Closed thorellk closed 3 years ago
Hi @thorellk ,
I think that there must be some options which allow us to tweak this behavior https://multiqc.info/docs/
In case it doesn't then it'd be really helpful if you can indicate the files which you'd like to be used by MultiQC (such as prokka/*txt
etc) in a file tree format like
- prokka
----1.txt
----2.txt
-xyz.json
And attach a sample MultiQC report so that can incorporate the changes and make sure that we are still generating the information we need.
For each sample, the files for MultiQC are:
fastp/${pair_id}.fastp.json
and prokka/${pair_id}_prokka/${pair_id}.txt
So basically the total input files would be covered by fastp/*
and prokka/*/*.txt
Cool, let me raise a PR for it soon :)
@thorellk You are correct that MultiQC executed like multiqc .
will look for files matching the predefined matching patterns in MultiQC to determine which files to parse and include in the report. However, just like you mentioned, since we have configured it so that the MULTIQC process only takes the fastp reports and the prokka outputs there shouldn't be much else in the process work directory than what we want it to find (https://github.com/ctmrbio/BACTpipe/blob/master/bactpipe.nf#L90).
How many samples did you run to make it hit the time limit?
My guess (without any checking) is that it is slow because MultiQC reads through all files in the prokka output folders to see if any information in the files match, as it seems we are unlucky enough that pretty much all files in these directories are large, but small enough not to be ignored by MultiQC (it by default ignores files 5MB+, and on the test set I just ran about 88% of the files are smaller than 5MB).

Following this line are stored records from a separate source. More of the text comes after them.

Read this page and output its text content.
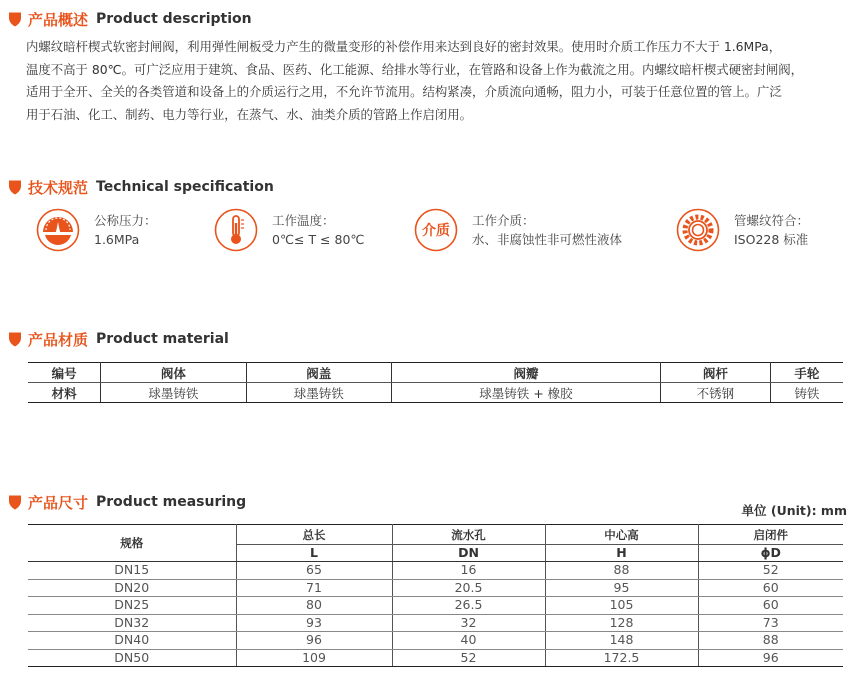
产品概述 Product description
内螺纹暗杆楔式软密封闸阀，利用弹性闸板受力产生的微量变形的补偿作用来达到良好的密封效果。使用时介质工作压力不大于 1.6MPa，
温度不高于 80℃。可广泛应用于建筑、食品、医药、化工能源、给排水等行业，在管路和设备上作为截流之用。内螺纹暗杆楔式硬密封闸阀，
适用于全开、全关的各类管道和设备上的介质运行之用，不允许节流用。结构紧凑，介质流向通畅，阻力小，可装于任意位置的管上。广泛
用于石油、化工、制药、电力等行业，在蒸气、水、油类介质的管路上作启闭用。
技术规范 Technical specification
公称压力：
1.6MPa
工作温度：
0℃≤ T ≤ 80℃
介质
工作介质：
水、非腐蚀性非可燃性液体
管螺纹符合：
ISO228 标准
产品材质 Product material
编号	阀体	阀盖	阀瓣	阀杆	手轮
材料	球墨铸铁	球墨铸铁	球墨铸铁 + 橡胶	不锈钢	铸铁
产品尺寸 Product measuring
单位 (Unit): mm
规格	总长	流水孔	中心高	启闭件
	L	DN	H	ɸD
DN15	65	16	88	52
DN20	71	20.5	95	60
DN25	80	26.5	105	60
DN32	93	32	128	73
DN40	96	40	148	88
DN50	109	52	172.5	96
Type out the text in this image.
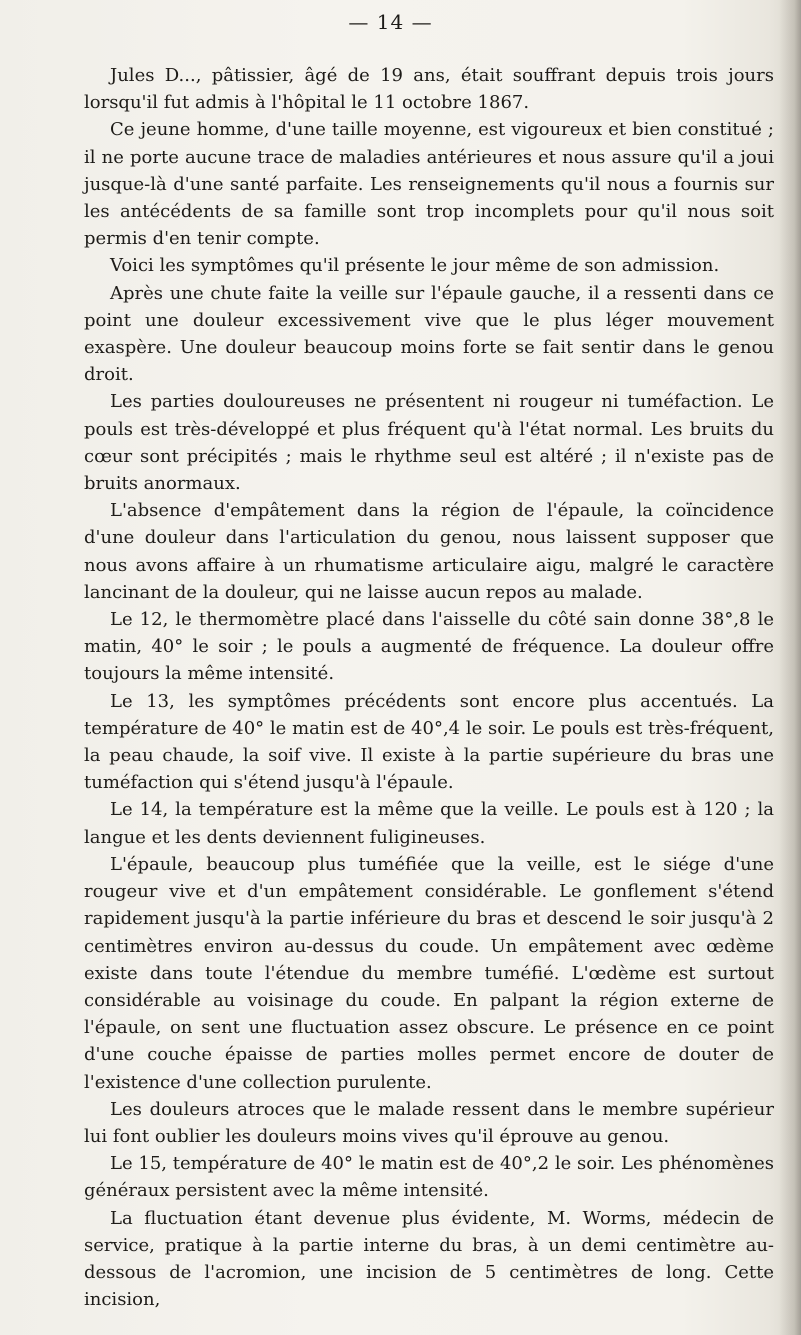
— 14 —

Jules D..., pâtissier, âgé de 19 ans, était souffrant depuis trois jours lorsqu'il fut admis à l'hôpital le 11 octobre 1867.

Ce jeune homme, d'une taille moyenne, est vigoureux et bien constitué ; il ne porte aucune trace de maladies antérieures et nous assure qu'il a joui jusque-là d'une santé parfaite. Les renseignements qu'il nous a fournis sur les antécédents de sa famille sont trop incomplets pour qu'il nous soit permis d'en tenir compte.

Voici les symptômes qu'il présente le jour même de son admission.

Après une chute faite la veille sur l'épaule gauche, il a ressenti dans ce point une douleur excessivement vive que le plus léger mouvement exaspère. Une douleur beaucoup moins forte se fait sentir dans le genou droit.

Les parties douloureuses ne présentent ni rougeur ni tuméfaction. Le pouls est très-développé et plus fréquent qu'à l'état normal. Les bruits du cœur sont précipités ; mais le rhythme seul est altéré ; il n'existe pas de bruits anormaux.

L'absence d'empâtement dans la région de l'épaule, la coïncidence d'une douleur dans l'articulation du genou, nous laissent supposer que nous avons affaire à un rhumatisme articulaire aigu, malgré le caractère lancinant de la douleur, qui ne laisse aucun repos au malade.

Le 12, le thermomètre placé dans l'aisselle du côté sain donne 38°,8 le matin, 40° le soir ; le pouls a augmenté de fréquence. La douleur offre toujours la même intensité.

Le 13, les symptômes précédents sont encore plus accentués. La température de 40° le matin est de 40°,4 le soir. Le pouls est très-fréquent, la peau chaude, la soif vive. Il existe à la partie supérieure du bras une tuméfaction qui s'étend jusqu'à l'épaule.

Le 14, la température est la même que la veille. Le pouls est à 120 ; la langue et les dents deviennent fuligineuses.

L'épaule, beaucoup plus tuméfiée que la veille, est le siége d'une rougeur vive et d'un empâtement considérable. Le gonflement s'étend rapidement jusqu'à la partie inférieure du bras et descend le soir jusqu'à 2 centimètres environ au-dessus du coude. Un empâtement avec œdème existe dans toute l'étendue du membre tuméfié. L'œdème est surtout considérable au voisinage du coude. En palpant la région externe de l'épaule, on sent une fluctuation assez obscure. Le présence en ce point d'une couche épaisse de parties molles permet encore de douter de l'existence d'une collection purulente.

Les douleurs atroces que le malade ressent dans le membre supérieur lui font oublier les douleurs moins vives qu'il éprouve au genou.

Le 15, température de 40° le matin est de 40°,2 le soir. Les phénomènes généraux persistent avec la même intensité.

La fluctuation étant devenue plus évidente, M. Worms, médecin de service, pratique à la partie interne du bras, à un demi centimètre au-dessous de l'acromion, une incision de 5 centimètres de long. Cette incision,
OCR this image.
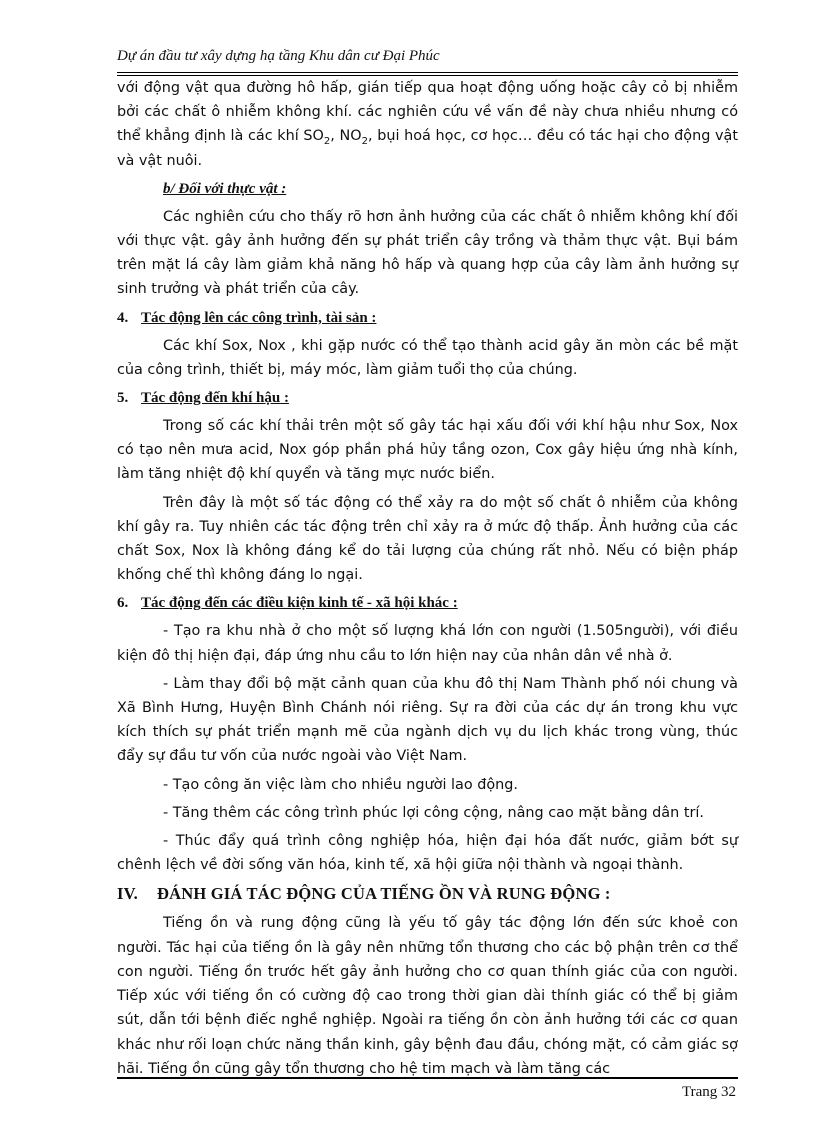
Dự án đầu tư xây dựng hạ tầng Khu dân cư Đại Phúc

với động vật qua đường hô hấp, gián tiếp qua hoạt động uống hoặc cây cỏ bị nhiễm bởi các chất ô nhiễm không khí. các nghiên cứu về vấn đề này chưa nhiều nhưng có thể khẳng định là các khí $SO_2$, $NO_2$, bụi hoá học, cơ học… đều có tác hại cho động vật và vật nuôi.

b/ Đối với thực vật :

Các nghiên cứu cho thấy rõ hơn ảnh hưởng của các chất ô nhiễm không khí đối với thực vật. gây ảnh hưởng đến sự phát triển cây trồng và thảm thực vật. Bụi bám trên mặt lá cây làm giảm khả năng hô hấp và quang hợp của cây làm ảnh hưởng sự sinh trưởng và phát triển của cây.

4. Tác động lên các công trình, tài sản :

Các khí Sox, Nox , khi gặp nước có thể tạo thành acid gây ăn mòn các bề mặt của công trình, thiết bị, máy móc, làm giảm tuổi thọ của chúng.

5. Tác động đến khí hậu :

Trong số các khí thải trên một số gây tác hại xấu đối với khí hậu như Sox, Nox có tạo nên mưa acid, Nox góp phần phá hủy tầng ozon, Cox gây hiệu ứng nhà kính, làm tăng nhiệt độ khí quyển và tăng mực nước biển.

Trên đây là một số tác động có thể xảy ra do một số chất ô nhiễm của không khí gây ra. Tuy nhiên các tác động trên chỉ xảy ra ở mức độ thấp. Ảnh hưởng của các chất Sox, Nox là không đáng kể do tải lượng của chúng rất nhỏ. Nếu có biện pháp khống chế thì không đáng lo ngại.

6. Tác động đến các điều kiện kinh tế - xã hội khác :

- Tạo ra khu nhà ở cho một số lượng khá lớn con người (1.505người), với điều kiện đô thị hiện đại, đáp ứng nhu cầu to lớn hiện nay của nhân dân về nhà ở.

- Làm thay đổi bộ mặt cảnh quan của khu đô thị Nam Thành phố nói chung và Xã Bình Hưng, Huyện Bình Chánh nói riêng. Sự ra đời của các dự án trong khu vực kích thích sự phát triển mạnh mẽ của ngành dịch vụ du lịch khác trong vùng, thúc đẩy sự đầu tư vốn của nước ngoài vào Việt Nam.

- Tạo công ăn việc làm cho nhiều người lao động.

- Tăng thêm các công trình phúc lợi công cộng, nâng cao mặt bằng dân trí.

- Thúc đẩy quá trình công nghiệp hóa, hiện đại hóa đất nước, giảm bớt sự chênh lệch về đời sống văn hóa, kinh tế, xã hội giữa nội thành và ngoại thành.

IV. ĐÁNH GIÁ TÁC ĐỘNG CỦA TIẾNG ỒN VÀ RUNG ĐỘNG :

Tiếng ồn và rung động cũng là yếu tố gây tác động lớn đến sức khoẻ con người. Tác hại của tiếng ồn là gây nên những tổn thương cho các bộ phận trên cơ thể con người. Tiếng ồn trước hết gây ảnh hưởng cho cơ quan thính giác của con người. Tiếp xúc với tiếng ồn có cường độ cao trong thời gian dài thính giác có thể bị giảm sút, dẫn tới bệnh điếc nghề nghiệp. Ngoài ra tiếng ồn còn ảnh hưởng tới các cơ quan khác như rối loạn chức năng thần kinh, gây bệnh đau đầu, chóng mặt, có cảm giác sợ hãi. Tiếng ồn cũng gây tổn thương cho hệ tim mạch và làm tăng các

Trang 32
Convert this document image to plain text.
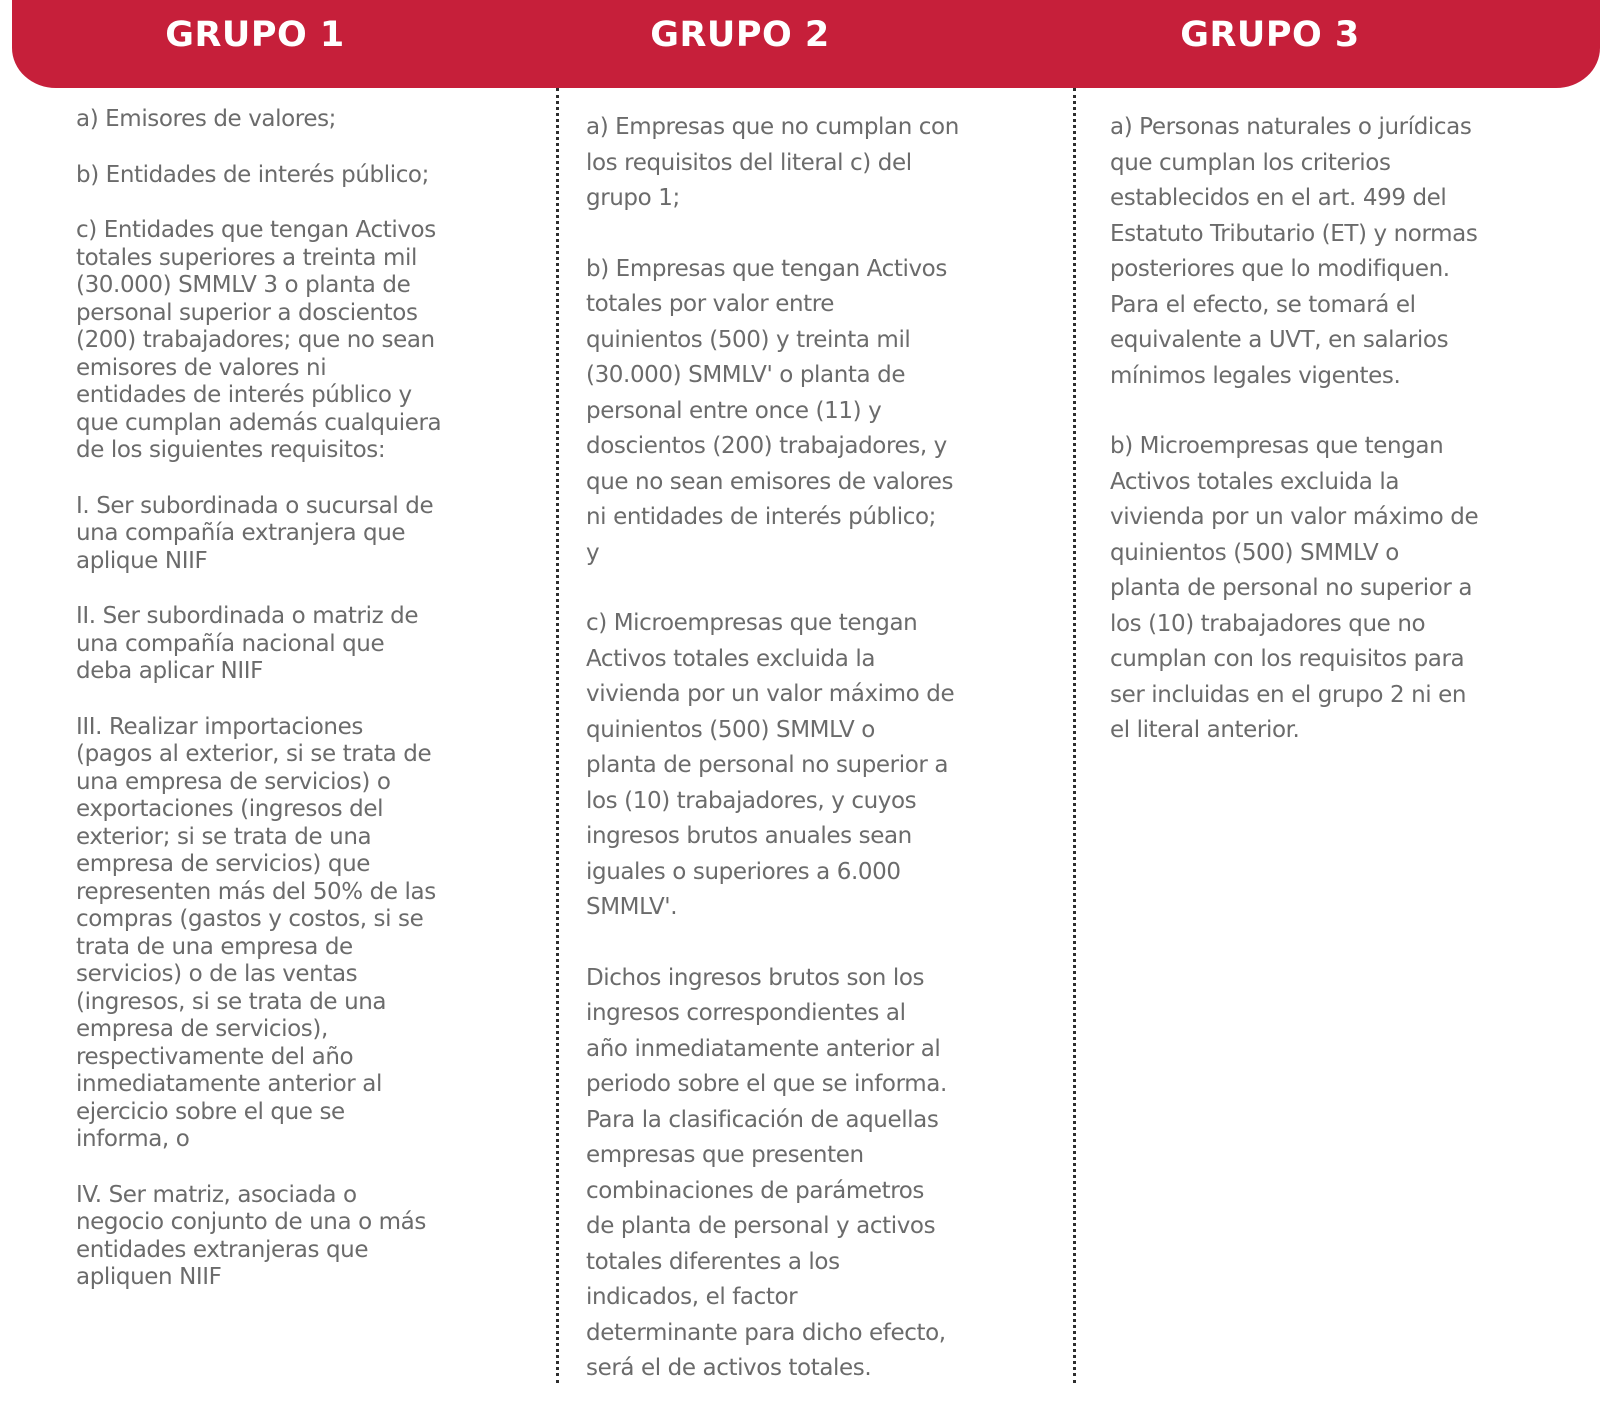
GRUPO 1	GRUPO 2	GRUPO 3

a) Emisores de valores;

b) Entidades de interés público;

c) Entidades que tengan Activos
totales superiores a treinta mil
(30.000) SMMLV 3 o planta de
personal superior a doscientos
(200) trabajadores; que no sean
emisores de valores ni
entidades de interés público y
que cumplan además cualquiera
de los siguientes requisitos:

I. Ser subordinada o sucursal de
una compañía extranjera que
aplique NIIF

II. Ser subordinada o matriz de
una compañía nacional que
deba aplicar NIIF

III. Realizar importaciones
(pagos al exterior, si se trata de
una empresa de servicios) o
exportaciones (ingresos del
exterior; si se trata de una
empresa de servicios) que
representen más del 50% de las
compras (gastos y costos, si se
trata de una empresa de
servicios) o de las ventas
(ingresos, si se trata de una
empresa de servicios),
respectivamente del año
inmediatamente anterior al
ejercicio sobre el que se
informa, o

IV. Ser matriz, asociada o
negocio conjunto de una o más
entidades extranjeras que
apliquen NIIF

a) Empresas que no cumplan con
los requisitos del literal c) del
grupo 1;

b) Empresas que tengan Activos
totales por valor entre
quinientos (500) y treinta mil
(30.000) SMMLV' o planta de
personal entre once (11) y
doscientos (200) trabajadores, y
que no sean emisores de valores
ni entidades de interés público;
y

c) Microempresas que tengan
Activos totales excluida la
vivienda por un valor máximo de
quinientos (500) SMMLV o
planta de personal no superior a
los (10) trabajadores, y cuyos
ingresos brutos anuales sean
iguales o superiores a 6.000
SMMLV'.

Dichos ingresos brutos son los
ingresos correspondientes al
año inmediatamente anterior al
periodo sobre el que se informa.
Para la clasificación de aquellas
empresas que presenten
combinaciones de parámetros
de planta de personal y activos
totales diferentes a los
indicados, el factor
determinante para dicho efecto,
será el de activos totales.

a) Personas naturales o jurídicas
que cumplan los criterios
establecidos en el art. 499 del
Estatuto Tributario (ET) y normas
posteriores que lo modifiquen.
Para el efecto, se tomará el
equivalente a UVT, en salarios
mínimos legales vigentes.

b) Microempresas que tengan
Activos totales excluida la
vivienda por un valor máximo de
quinientos (500) SMMLV o
planta de personal no superior a
los (10) trabajadores que no
cumplan con los requisitos para
ser incluidas en el grupo 2 ni en
el literal anterior.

But it should be easy to fix, just like you said https://multiqc.info/docs/#choosing-where-to-scan
This is the content of the work directory for the multiqc process for one of my test runs:
(base) [boulund@c1hitachi10 e092a9b00c8550f42ab15d59a71ab1]$ ls
10_prokka 14_prokka 1_prokka 5_prokka 9_prokka 12.json 16.json 3.json 7.json
11_prokka 15_prokka 2_prokka 6_prokka multiqc_report_data 13.json 17.json 4.json 8.json
12_prokka 16_prokka 3_prokka 7_prokka 10.json 14.json 1.json 5.json 9.json
13_prokka 17_prokka 4_prokka 8_prokka 11.json 15.json 2.json 6.json multiqc_report.html
(base) [boulund@c1hitachi10 e092a9b00c8550f42ab15d59a71ab1]$ ls 10_prokka
it162.err it162.ffn it162.fsa it162.gff it162.sqn it162.tsv
it162.faa it162.fna it162.gbk it162.log it162.tbl it162.txt
Thus:
multiqc *.json */*.txt
should minimize the risk of timeouts (and perhaps we should raise the requested time a bit)
I'm testing these changes right now. Will make a PR to develop as soon as I've verified that it works.
This issue is resolved by https://github.com/ctmrbio/BACTpipe/pull/158
We had an incident where the job executing the MultiQC process timed out and I therefore have a question. MultiQC is currently executed like this:
multiqc . --filename multiqc_report.html
This should mean that MultiQC searches all the file tree below where the script is executed but maybe this is overrided by that the module input is only the
path('*.json')
andpath('*_prokka')
files? If this is the case maybe we should limit it even further topath('*_prokka/*txt')
files to make it run as fast as possible? Please let me know if I am correct in my interpretation how it's executed.